BYOD is much better suited to some types of enterprise workflows than others. Intermec and Enterprise Mobile have collectively provided mobile workflow solutions and support services to thousands of customers and have seen both BYOD success stories and failures. In our experience BYOD’s success and value correlate directly to the complexity of the work process. The simpler the process, the greater the flexibility for devices that workers can use. “Complexity” is subjective. Some of the specific factors that determine complexity include how much information needs to be entered into the device to complete the work process, how the information is collected, and whether mobile applications and users work independently of host databases, CRM systems and other enterprise applications. The level of help desk and software development resources available to support mobile workers are also important variables for BYOD effectiveness.

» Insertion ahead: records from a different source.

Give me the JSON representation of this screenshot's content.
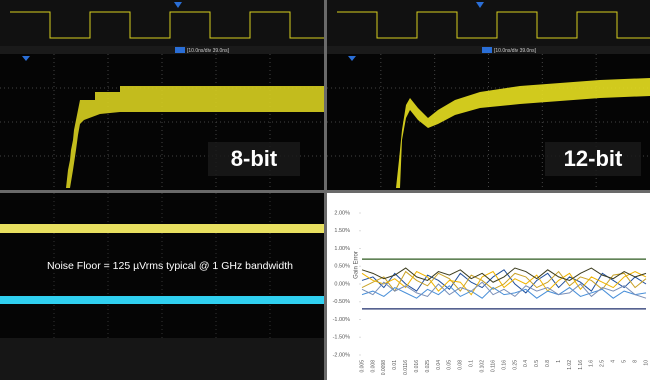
{
  "scope_8bit": {
    "label": "8-bit",
    "timebase": "[10.0ns/div  39.0ns]"
  },
  "scope_12bit": {
    "label": "12-bit",
    "timebase": "[10.0ns/div  39.0ns]"
  },
  "noise_floor": {
    "caption": "Noise Floor = 125 µVrms typical @ 1 GHz bandwidth"
  },
  "chart_data": {
    "type": "line",
    "y_label": "Gain Error",
    "categories": [
      "0.005",
      "0.008",
      "0.0098",
      "0.01",
      "0.0116",
      "0.016",
      "0.025",
      "0.04",
      "0.05",
      "0.08",
      "0.1",
      "0.102",
      "0.116",
      "0.16",
      "0.25",
      "0.4",
      "0.5",
      "0.8",
      "1",
      "1.02",
      "1.16",
      "1.6",
      "2.5",
      "4",
      "5",
      "8",
      "10"
    ],
    "ylim": [
      -2,
      2
    ],
    "yticks": [
      {
        "value": 2,
        "label": "2.00%"
      },
      {
        "value": 1.5,
        "label": "1.50%"
      },
      {
        "value": 1,
        "label": "1.00%"
      },
      {
        "value": 0.5,
        "label": "0.50%"
      },
      {
        "value": 0,
        "label": "0.00%"
      },
      {
        "value": -0.5,
        "label": "-0.50%"
      },
      {
        "value": -1,
        "label": "-1.00%"
      },
      {
        "value": -1.5,
        "label": "-1.50%"
      },
      {
        "value": -2,
        "label": "-2.00%"
      }
    ],
    "limit_lines": [
      {
        "value": 0.7,
        "color": "#2d5a1f"
      },
      {
        "value": -0.7,
        "color": "#1f2f6b"
      }
    ],
    "series": [
      {
        "color": "#1f4e9c",
        "values": [
          0.1,
          0.2,
          -0.1,
          0.3,
          0.0,
          -0.2,
          0.25,
          0.1,
          -0.15,
          0.3,
          0.05,
          -0.1,
          0.2,
          0.4,
          0.0,
          -0.25,
          0.1,
          0.3,
          -0.1,
          0.2,
          0.05,
          -0.2,
          0.3,
          0.1,
          -0.1,
          0.2,
          0.0
        ]
      },
      {
        "color": "#c9a227",
        "values": [
          -0.1,
          0.05,
          0.2,
          -0.2,
          0.35,
          0.1,
          -0.05,
          0.3,
          0.15,
          -0.2,
          0.25,
          0.1,
          -0.15,
          0.0,
          0.3,
          0.2,
          -0.1,
          0.05,
          0.35,
          -0.05,
          0.2,
          0.1,
          -0.15,
          0.25,
          0.3,
          -0.1,
          0.15
        ]
      },
      {
        "color": "#f0b400",
        "values": [
          0.3,
          0.1,
          0.0,
          0.15,
          -0.1,
          0.35,
          0.2,
          -0.2,
          0.1,
          0.05,
          -0.3,
          0.2,
          0.35,
          -0.1,
          0.15,
          0.0,
          0.25,
          -0.2,
          0.1,
          0.3,
          -0.15,
          0.2,
          0.05,
          -0.1,
          0.2,
          0.35,
          0.2
        ]
      },
      {
        "color": "#4a90d9",
        "values": [
          -0.3,
          -0.2,
          -0.35,
          -0.1,
          -0.25,
          -0.4,
          -0.15,
          -0.3,
          -0.05,
          -0.35,
          -0.2,
          -0.4,
          -0.1,
          -0.3,
          -0.25,
          -0.15,
          -0.4,
          -0.2,
          -0.3,
          -0.1,
          -0.35,
          -0.25,
          -0.15,
          -0.4,
          -0.2,
          -0.3,
          -0.25
        ]
      },
      {
        "color": "#3d3d1f",
        "values": [
          0.4,
          0.3,
          0.15,
          0.25,
          0.45,
          0.2,
          0.1,
          0.35,
          0.25,
          0.4,
          0.15,
          0.3,
          0.05,
          0.2,
          0.45,
          0.35,
          0.15,
          0.4,
          0.2,
          0.1,
          0.3,
          0.45,
          0.25,
          0.15,
          0.35,
          0.2,
          0.3
        ]
      },
      {
        "color": "#7a8fb8",
        "values": [
          -0.15,
          -0.3,
          0.05,
          -0.2,
          -0.05,
          -0.25,
          -0.35,
          0.0,
          -0.3,
          -0.1,
          -0.2,
          0.05,
          -0.3,
          -0.15,
          -0.35,
          -0.05,
          -0.2,
          -0.1,
          -0.3,
          -0.25,
          0.0,
          -0.35,
          -0.1,
          -0.2,
          -0.05,
          -0.3,
          -0.4
        ]
      }
    ]
  }
}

The more simple the process the more likely that a business can survive on a consumer device. The more complex the workflow the less likely that a consumer device can accommodate the solution effectively. Consumer devices, even the most complex, are generally designed for single-threaded workflows such as taking a picture, making a phone call or searching the Web. A more robust platform is needed the moment these functions start to converge in a workflow that uses additional functions, such as data capture and database lookups over the Internet. This is especially true considering that this convergence of activities for some workflows may happen 30 to 300 times a day in enterprise operations.

To summarize: if the workflow calls for minimal interaction with the user during the workday and is more of a failsafe communications tool used in the case of a rare exception event, a consumer-based, user-owned device may be acceptable. If mobile needs include frequent interaction, reliable integration with back office systems and enterprise level solutions availability, then an industrial, corporate-managed solution is likely a more appropriate choice. The key factors to consider are summarized in the following sections.

BYOD Can Be Effective When…

  • Users have minimal interaction with the device
  • Mobile device is a fallback communication tool rather than a primary work tool
  • Mobile workers and/or applications do not need frequent interaction with back office systems
  • There is little or no use of automated data collection features and peripherals
  • Legacy applications are Web-based and will not require redevelopment

BYOD Is Probably Inappropriate If…

  • Barcode or other automated data collection is fundamental to efficient work processes
  • Software is optimized for data collection devices, e.g. to take advantage of scan data entry
  • Workflows or mobile applications depend on interaction with enterprise systems
  • Devices are commonly used in outdoor, industrial and non-office environments;
  • Software and tech support resources are limited’
  • Specialized mobile applications are supported
  • Device failure will cause prevent workers from completing their primary tasks

Conclusion

When mobile devices are not essential to complete primary work tasks there is a lot of flexibility in the devices that can be used. That is why BYOD took root among office-based and occasionally connected mobile workers. Now BYOD interest is spreading to mobile workers who perform specialized tasks, where there is a less clear value proposition. Enterprises are finding themselves having to make the decision of giving workers what they want, or giving them what they need.

The BYOD value proposition for specialty mobile environments is not clear cut because downtime, service and software development costs may all be higher compared to general-use environments where workers run common business applications and can continue working if their mobile devices are unavailable. A BYOD cost-benefit analysis must look at factors other than hardware savings and address software and support considerations.

Even with comprehensive analysis the costs and value of specific device can still be hard to fully measure. The value of mobile automation initiatives comes from having consistent, optimized work processes. Mobile devices are often essential enabling tools for optimized work processes, so failing to take full advantage of their specialized features and capabilities undermines the value of mobile automation.